01

The Challenge

The customer has an online gaming platform which boasts a huge selection of slots, jackpots and table games provided and hosted by various leading gaming providers. Gamer’s account information and ‘wallet’ are managed securely by a separate provider so it needs a system in the middle that acts as a proxy to communicate between the gaming providers and the secure account information.
For the customer, the key challenges have been agility and scalability.

Scalability has been a challenge, especially given the nature of the business with peaks and troughs of traffic and on-premise infrastructure. During peak-times, the customer sees millions of transactions in short time periods tapering off to the thousands.
Agility has also proved to be a major issue. The customer’s architecture is based on a Microservice approach but antipatterns have provided none of the pros and many of the cons. This architecture has added to the scaling issues and made innovation on the platform slow and cumbersome.

02

The Solution

 

The customer was confident that the issues it was facing could be resolved with a serverless, event-based architecture. It believed the proxy code that communicated with the component systems could run purely on demand and be mostly stateless. The key benefits in pursuing a serverless architecture were:

  • Flexible Scaling –The application can be scaled automatically
  • Automated High Availability – Serverless provides built-in availability and fault tolerance without the need to architect for these capabilities since the services running the application provide them by default.
  • No Server Management – No need to provision or maintain any servers. There is no software or runtime to install, maintain, or administer
  • Pay For Value – Paying for consistent throughput or execution duration rather than by server unit is a compelling use case for a pay per play application.

From an architectural standpoint this was the customer’s first venture into serverless technologies, and as 90% of the internal platform followed the same structure it was almost a technology PoC to understand if in the long term this could be used across all the platforms.
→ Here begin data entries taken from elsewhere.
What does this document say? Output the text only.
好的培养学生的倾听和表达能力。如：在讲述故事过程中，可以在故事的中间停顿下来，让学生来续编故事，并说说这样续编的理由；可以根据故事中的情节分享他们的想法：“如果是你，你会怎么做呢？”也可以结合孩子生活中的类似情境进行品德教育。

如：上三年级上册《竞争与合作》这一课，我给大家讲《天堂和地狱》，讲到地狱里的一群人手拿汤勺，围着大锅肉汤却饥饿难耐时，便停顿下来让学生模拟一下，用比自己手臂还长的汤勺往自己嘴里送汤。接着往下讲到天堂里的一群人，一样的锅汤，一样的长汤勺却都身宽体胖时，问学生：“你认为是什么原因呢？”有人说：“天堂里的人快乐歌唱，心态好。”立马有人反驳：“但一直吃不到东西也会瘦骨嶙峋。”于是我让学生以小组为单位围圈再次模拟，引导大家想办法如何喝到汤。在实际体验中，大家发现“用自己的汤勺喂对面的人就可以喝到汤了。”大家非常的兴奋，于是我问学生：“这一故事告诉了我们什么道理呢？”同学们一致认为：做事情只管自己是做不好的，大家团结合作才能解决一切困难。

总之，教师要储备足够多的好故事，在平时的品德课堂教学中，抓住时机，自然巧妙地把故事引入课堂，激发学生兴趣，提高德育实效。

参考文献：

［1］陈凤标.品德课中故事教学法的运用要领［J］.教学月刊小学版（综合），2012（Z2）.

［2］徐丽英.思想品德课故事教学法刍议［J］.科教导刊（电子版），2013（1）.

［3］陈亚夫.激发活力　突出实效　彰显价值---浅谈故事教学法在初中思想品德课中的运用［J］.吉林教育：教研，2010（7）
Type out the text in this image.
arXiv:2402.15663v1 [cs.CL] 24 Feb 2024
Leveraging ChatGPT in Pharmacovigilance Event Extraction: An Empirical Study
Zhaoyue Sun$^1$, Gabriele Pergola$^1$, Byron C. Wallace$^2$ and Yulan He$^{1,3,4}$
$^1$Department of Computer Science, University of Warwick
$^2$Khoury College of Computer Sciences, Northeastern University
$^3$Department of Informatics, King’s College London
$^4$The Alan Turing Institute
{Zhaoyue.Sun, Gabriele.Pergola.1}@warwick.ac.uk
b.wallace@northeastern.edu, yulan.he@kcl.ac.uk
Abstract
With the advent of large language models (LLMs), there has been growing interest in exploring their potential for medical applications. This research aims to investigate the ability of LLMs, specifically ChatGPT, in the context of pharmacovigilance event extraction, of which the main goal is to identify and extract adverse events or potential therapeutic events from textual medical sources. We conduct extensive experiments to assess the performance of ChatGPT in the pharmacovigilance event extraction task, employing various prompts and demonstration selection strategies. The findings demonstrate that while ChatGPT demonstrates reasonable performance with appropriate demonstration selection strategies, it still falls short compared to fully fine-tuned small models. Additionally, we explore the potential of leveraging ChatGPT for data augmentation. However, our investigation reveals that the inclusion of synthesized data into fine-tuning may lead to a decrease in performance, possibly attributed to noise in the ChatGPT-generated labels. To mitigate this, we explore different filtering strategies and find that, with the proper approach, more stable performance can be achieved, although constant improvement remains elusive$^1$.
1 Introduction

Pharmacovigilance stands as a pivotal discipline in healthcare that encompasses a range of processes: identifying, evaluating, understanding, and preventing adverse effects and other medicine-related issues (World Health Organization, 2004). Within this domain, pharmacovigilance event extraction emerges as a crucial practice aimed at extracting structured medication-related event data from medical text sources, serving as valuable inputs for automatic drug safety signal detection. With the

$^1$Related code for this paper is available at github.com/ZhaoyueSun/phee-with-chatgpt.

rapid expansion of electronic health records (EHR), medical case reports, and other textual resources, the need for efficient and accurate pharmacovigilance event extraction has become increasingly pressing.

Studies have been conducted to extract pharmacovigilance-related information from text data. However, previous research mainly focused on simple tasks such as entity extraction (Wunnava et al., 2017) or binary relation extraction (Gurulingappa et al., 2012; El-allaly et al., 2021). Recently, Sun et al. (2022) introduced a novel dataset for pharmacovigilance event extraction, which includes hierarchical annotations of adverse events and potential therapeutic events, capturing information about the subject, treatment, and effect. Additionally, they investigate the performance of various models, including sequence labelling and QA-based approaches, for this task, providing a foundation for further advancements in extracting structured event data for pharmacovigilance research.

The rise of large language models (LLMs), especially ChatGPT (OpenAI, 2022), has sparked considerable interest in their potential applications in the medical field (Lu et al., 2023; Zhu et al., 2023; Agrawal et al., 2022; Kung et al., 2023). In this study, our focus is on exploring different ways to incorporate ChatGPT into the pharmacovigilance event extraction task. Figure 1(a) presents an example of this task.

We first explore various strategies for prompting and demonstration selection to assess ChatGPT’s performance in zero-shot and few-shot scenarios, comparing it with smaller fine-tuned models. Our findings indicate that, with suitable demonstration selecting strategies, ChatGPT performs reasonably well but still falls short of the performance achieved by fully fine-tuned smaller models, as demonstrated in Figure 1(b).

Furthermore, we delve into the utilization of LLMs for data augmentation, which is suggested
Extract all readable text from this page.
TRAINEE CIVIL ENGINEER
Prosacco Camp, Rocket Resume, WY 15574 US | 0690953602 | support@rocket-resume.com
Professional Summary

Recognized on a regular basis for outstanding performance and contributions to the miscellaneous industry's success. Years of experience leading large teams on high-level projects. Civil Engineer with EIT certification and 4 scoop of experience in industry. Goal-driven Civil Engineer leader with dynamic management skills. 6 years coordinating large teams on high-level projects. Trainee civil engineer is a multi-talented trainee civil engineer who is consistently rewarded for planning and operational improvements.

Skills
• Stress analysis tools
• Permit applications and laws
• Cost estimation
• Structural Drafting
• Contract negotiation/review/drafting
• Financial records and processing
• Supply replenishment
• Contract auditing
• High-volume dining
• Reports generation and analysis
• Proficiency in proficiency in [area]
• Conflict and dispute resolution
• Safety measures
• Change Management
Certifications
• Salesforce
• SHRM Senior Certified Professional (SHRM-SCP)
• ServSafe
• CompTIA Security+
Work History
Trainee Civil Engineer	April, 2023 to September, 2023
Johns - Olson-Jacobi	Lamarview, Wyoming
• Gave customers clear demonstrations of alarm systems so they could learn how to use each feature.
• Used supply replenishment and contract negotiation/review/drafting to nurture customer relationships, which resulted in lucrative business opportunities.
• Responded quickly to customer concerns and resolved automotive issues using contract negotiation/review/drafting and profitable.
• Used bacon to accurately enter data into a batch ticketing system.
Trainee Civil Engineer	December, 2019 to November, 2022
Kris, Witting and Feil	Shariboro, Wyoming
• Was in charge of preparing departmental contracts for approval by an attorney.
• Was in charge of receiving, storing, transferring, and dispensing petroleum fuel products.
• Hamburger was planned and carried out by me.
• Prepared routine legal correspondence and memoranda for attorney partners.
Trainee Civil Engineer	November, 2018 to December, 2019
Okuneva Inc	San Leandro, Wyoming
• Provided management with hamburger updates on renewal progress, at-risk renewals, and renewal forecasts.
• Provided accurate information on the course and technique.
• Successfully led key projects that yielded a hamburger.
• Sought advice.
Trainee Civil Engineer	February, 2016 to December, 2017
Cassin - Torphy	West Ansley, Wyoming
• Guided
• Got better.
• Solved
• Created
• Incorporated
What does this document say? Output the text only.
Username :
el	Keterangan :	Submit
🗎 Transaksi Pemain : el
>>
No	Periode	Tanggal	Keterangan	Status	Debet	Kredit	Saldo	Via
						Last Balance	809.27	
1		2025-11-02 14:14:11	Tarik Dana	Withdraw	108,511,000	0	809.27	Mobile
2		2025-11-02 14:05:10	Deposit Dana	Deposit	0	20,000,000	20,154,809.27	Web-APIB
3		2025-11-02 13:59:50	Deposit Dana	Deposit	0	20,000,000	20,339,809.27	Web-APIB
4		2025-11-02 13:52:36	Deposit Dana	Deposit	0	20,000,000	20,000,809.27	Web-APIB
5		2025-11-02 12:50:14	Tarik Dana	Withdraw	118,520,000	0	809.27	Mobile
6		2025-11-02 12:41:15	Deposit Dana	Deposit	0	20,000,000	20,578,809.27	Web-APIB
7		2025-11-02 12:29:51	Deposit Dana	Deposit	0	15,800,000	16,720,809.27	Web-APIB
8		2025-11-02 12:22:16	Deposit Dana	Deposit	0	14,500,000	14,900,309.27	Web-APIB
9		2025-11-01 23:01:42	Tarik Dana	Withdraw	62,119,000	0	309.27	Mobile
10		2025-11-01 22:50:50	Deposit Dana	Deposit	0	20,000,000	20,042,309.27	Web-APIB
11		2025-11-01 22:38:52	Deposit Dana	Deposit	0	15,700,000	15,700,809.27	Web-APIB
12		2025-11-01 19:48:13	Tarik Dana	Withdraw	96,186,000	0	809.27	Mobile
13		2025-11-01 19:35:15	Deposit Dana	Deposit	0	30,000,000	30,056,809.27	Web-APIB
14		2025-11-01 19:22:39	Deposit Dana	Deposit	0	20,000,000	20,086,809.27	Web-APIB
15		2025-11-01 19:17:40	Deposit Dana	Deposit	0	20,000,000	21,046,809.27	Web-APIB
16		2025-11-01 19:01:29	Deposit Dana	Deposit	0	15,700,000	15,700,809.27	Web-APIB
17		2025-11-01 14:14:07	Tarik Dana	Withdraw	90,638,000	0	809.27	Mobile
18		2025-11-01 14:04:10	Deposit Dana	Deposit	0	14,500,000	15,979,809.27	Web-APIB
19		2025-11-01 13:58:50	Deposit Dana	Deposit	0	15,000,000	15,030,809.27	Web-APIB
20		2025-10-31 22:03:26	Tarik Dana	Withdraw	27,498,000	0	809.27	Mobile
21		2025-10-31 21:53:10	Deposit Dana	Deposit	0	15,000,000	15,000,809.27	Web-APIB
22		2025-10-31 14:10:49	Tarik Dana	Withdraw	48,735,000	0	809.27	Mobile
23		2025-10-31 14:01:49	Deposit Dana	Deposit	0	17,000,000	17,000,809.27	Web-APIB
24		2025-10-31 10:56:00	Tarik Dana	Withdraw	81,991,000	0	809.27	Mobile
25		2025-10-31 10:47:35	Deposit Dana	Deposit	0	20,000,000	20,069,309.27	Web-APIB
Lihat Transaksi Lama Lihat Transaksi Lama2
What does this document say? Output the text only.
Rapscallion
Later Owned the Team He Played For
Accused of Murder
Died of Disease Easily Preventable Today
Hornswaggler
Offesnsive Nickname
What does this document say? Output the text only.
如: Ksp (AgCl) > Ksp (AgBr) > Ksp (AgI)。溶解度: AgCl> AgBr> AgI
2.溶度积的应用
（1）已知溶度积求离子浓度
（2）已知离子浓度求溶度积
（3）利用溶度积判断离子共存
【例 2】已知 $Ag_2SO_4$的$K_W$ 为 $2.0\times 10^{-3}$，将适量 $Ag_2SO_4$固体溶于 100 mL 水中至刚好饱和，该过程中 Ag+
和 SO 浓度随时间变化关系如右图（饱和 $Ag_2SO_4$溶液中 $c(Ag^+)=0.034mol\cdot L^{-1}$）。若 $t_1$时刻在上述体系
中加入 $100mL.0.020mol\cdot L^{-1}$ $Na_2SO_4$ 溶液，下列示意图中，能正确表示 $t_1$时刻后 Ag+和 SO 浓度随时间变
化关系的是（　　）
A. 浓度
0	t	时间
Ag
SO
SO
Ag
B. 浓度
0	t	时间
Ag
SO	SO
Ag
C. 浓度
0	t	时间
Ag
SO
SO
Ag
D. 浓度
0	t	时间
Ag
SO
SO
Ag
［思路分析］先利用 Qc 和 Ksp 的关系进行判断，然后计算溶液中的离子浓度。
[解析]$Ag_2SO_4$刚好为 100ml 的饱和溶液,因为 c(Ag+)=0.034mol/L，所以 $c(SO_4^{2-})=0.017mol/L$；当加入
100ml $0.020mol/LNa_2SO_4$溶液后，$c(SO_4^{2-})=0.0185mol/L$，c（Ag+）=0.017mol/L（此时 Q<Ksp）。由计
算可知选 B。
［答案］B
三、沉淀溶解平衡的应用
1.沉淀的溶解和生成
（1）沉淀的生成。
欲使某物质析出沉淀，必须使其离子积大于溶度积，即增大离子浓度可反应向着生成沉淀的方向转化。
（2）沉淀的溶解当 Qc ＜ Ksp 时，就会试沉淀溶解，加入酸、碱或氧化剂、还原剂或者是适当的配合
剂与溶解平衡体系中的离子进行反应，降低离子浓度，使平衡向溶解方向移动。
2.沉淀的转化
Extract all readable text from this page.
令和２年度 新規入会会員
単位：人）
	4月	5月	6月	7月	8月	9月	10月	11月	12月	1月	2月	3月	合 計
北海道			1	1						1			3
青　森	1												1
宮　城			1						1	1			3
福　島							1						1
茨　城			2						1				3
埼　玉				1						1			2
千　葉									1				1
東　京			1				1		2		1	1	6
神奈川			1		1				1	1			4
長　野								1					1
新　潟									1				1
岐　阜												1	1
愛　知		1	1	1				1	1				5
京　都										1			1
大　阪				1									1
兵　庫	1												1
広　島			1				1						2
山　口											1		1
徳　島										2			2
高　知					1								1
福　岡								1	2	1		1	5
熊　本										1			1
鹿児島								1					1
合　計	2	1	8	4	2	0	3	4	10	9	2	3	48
Opting for Amazon Web Services (AWS), having had some experience previously, the customer’s architects drew up a high-level design and then approached AWS and Cloudreach to validate their Architecture and build a Proof of Concept to demonstrate this could work for the Games Platform. Cloudreach completed a PoC for the Gaming Platform, that was originally years in the making, within five weeks. Following this, the customer’s internal teams spent five weeks understanding the PoC and delivering their interpretation which was scheduled to go live Feb/Mar 2019. Using API Gateway, Lambda and DynamoDB the codebase has been reduced from 120k lines of code to 15k.

03

The Outcome

The Cloudreach team validated the serverless architecture concept provided by the customer and proved it could work in practice by building a fully functioning prototype that the client can now adapt and move into production. Once implemented, the solution will allow the client to move away from its existing server-based system to a more scalable, easy to maintain system that reduces latency, cost, and complexity. Cloudreach was also able to advise on how to calculate the running costs with the variables that would influence costs. This proved that the per-transaction costs will be very low running this solution in AWS.
The customer now has a solution that its engineers can confidently bring to market. The serverless technology will be rolled out to other games enabling the customer to manage fluctuating traffic levels ensuring a great gaming experience whilst containing operating costs.


About Betfred

This customer is one of the largest bookmakers in the UK, with over 10,000 employees. The company has over 1,650 licensed betting offices (LBOs) and also operates through online, mobile and on-course channels. It is one of the fastest growing eGaming businesses in the UK.